Here, the evidence established that the parties enjoyed a relationship founded on trust and companionship in addition to an extensive, if informal, business relationship. The degree to which the plaintiff felt free to seek loans of hundreds of thousands of dollars from the defendant, and the informality with which those loans were made, suggests a relationship in which the parties relied upon one another's good faith. For instance, while the parties disagree about why, they agree that the defendant frequently allowed the plaintiff to use his American Express card to make charges in the tens of thousands of dollars. Correspondingly, the plaintiff often repaid the loans or American Express charges by making payments directly to the defendant's creditors.

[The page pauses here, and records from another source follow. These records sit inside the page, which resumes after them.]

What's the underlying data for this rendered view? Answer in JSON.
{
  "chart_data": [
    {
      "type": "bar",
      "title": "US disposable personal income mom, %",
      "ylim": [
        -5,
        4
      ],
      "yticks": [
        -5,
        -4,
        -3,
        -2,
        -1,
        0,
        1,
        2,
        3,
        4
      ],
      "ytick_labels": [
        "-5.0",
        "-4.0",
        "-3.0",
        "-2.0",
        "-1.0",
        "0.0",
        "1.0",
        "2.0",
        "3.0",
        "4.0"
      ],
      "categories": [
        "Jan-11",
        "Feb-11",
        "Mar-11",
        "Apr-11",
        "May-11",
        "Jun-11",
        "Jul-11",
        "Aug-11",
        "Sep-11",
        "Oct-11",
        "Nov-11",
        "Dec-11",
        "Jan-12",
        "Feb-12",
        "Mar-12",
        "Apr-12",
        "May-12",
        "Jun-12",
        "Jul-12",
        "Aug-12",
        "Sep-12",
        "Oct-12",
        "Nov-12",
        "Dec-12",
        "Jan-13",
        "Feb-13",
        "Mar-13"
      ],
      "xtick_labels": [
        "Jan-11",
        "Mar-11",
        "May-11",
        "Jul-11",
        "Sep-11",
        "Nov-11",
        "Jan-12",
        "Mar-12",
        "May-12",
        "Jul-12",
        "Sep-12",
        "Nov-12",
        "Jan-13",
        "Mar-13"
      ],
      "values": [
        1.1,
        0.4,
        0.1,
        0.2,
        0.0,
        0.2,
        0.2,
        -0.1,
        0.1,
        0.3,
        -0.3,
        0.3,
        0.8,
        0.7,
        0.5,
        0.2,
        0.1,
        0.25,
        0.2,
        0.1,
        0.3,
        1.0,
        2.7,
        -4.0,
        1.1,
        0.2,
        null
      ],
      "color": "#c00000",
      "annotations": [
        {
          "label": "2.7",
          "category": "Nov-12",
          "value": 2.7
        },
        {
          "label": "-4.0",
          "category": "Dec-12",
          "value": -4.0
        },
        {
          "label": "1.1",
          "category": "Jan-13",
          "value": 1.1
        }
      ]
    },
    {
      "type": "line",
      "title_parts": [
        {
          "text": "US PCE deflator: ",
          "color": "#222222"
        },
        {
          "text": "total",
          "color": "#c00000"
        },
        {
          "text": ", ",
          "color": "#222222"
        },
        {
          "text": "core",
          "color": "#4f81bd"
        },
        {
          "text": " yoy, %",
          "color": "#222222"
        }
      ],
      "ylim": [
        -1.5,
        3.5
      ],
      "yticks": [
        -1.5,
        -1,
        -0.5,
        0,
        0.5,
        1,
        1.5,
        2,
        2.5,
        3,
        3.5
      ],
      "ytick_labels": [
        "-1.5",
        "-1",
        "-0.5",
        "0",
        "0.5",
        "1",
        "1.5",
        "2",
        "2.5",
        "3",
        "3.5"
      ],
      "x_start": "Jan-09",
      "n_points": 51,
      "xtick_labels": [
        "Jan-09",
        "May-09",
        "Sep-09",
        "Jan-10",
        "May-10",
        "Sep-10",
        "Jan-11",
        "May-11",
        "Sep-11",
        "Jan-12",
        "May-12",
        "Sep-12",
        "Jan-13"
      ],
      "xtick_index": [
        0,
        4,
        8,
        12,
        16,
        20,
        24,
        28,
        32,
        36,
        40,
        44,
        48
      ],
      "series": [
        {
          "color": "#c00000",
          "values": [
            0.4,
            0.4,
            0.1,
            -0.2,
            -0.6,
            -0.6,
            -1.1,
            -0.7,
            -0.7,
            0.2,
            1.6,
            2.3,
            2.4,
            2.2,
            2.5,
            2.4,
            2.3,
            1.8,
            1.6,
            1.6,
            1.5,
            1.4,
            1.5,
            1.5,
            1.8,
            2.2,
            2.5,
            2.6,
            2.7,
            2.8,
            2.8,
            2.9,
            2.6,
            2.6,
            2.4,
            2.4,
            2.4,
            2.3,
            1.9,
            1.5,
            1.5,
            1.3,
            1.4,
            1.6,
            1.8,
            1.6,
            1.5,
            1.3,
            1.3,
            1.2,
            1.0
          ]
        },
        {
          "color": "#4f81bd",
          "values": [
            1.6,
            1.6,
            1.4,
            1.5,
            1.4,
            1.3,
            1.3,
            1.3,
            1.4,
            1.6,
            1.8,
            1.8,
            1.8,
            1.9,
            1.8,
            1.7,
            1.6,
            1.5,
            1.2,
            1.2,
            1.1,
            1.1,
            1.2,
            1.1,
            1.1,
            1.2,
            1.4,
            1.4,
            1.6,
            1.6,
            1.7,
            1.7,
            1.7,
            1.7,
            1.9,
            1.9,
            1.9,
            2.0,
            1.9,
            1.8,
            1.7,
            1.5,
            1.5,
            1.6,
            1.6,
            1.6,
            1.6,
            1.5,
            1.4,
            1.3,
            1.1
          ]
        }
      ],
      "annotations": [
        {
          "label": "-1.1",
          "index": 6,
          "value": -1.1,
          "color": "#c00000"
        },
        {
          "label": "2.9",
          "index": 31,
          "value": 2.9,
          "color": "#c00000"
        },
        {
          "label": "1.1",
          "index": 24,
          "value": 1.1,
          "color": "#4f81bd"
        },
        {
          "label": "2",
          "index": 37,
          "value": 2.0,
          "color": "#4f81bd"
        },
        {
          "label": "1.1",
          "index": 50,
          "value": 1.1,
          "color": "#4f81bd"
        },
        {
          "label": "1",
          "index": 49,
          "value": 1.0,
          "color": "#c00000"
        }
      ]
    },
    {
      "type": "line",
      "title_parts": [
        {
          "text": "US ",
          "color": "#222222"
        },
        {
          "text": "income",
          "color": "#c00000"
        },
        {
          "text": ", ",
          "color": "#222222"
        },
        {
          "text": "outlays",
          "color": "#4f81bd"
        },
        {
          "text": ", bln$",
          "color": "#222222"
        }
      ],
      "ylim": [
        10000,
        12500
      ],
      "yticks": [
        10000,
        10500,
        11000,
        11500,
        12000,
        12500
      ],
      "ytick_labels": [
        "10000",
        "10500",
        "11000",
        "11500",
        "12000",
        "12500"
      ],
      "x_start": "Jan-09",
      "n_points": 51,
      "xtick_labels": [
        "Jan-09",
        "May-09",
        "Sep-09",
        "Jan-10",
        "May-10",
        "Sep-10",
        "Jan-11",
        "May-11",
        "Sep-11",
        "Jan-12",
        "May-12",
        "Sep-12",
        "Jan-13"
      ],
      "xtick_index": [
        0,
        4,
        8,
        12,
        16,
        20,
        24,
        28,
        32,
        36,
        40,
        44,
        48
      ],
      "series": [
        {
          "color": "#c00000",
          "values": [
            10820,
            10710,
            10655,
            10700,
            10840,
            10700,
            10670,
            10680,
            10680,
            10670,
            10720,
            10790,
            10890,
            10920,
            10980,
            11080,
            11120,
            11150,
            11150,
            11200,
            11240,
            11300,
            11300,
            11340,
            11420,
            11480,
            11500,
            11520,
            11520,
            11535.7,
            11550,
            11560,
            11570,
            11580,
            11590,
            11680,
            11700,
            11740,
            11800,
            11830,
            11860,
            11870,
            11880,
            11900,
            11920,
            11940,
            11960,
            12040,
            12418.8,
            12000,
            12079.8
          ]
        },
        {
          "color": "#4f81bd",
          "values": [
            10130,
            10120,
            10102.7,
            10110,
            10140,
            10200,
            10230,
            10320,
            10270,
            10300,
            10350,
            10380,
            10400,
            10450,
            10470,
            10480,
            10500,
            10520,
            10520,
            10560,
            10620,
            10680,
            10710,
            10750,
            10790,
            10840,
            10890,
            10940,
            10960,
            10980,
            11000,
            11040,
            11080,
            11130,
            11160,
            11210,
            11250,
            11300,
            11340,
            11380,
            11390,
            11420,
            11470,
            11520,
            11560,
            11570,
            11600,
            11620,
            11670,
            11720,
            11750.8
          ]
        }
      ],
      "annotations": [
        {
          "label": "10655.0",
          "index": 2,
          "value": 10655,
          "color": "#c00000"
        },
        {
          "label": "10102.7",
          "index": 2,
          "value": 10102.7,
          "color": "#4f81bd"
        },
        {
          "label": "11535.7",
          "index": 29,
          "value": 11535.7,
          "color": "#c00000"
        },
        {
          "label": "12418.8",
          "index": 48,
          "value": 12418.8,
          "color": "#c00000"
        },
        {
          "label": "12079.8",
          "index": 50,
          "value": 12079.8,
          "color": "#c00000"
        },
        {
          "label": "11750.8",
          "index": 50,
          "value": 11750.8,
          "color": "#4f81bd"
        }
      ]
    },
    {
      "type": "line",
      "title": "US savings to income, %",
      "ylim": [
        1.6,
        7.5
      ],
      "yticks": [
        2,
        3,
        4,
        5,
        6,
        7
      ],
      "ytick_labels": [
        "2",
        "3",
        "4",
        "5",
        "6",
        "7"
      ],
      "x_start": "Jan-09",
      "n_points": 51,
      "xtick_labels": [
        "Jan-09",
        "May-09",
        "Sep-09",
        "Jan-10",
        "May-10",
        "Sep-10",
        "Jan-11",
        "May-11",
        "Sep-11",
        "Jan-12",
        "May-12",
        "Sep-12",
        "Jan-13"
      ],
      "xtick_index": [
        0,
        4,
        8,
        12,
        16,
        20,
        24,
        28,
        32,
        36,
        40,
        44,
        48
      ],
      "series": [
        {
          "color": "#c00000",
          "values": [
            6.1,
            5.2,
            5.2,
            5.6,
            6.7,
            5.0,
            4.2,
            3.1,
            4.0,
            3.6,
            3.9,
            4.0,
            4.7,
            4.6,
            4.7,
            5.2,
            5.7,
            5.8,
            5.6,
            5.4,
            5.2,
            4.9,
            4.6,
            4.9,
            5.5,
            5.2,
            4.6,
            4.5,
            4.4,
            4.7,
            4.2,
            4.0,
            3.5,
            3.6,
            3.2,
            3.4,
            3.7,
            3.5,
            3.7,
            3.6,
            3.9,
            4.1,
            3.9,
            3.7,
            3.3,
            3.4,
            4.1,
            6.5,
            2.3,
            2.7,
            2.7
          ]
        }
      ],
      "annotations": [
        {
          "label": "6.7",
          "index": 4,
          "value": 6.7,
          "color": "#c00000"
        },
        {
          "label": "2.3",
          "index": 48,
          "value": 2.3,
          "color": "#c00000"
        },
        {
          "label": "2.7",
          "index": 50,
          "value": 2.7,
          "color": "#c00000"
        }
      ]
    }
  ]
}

The plaintiff's willingness to place all legal control of the subject property and the LLC in the defendant similarly indicates a fiduciary relationship, as does the defendant's willingness to hold the property on the plaintiff's behalf, and loan him millions of dollars for its purchase, including taking on a $2.8 million mortgage backed by the defendant's personal guaranty. This evidence amply supported the Supreme Court's determination that the parties had a confidential or fiduciary relationship warranting the imposition of a constructive trust in the plaintiff's favor (see Mei Yun Chen v Mei Wan Kao, 97 AD3d 730).
Accordingly, we affirm the interlocutory judgment.
DILLON, J.P., CHAMBERS, LASALLE and IANNACCI, JJ., concur.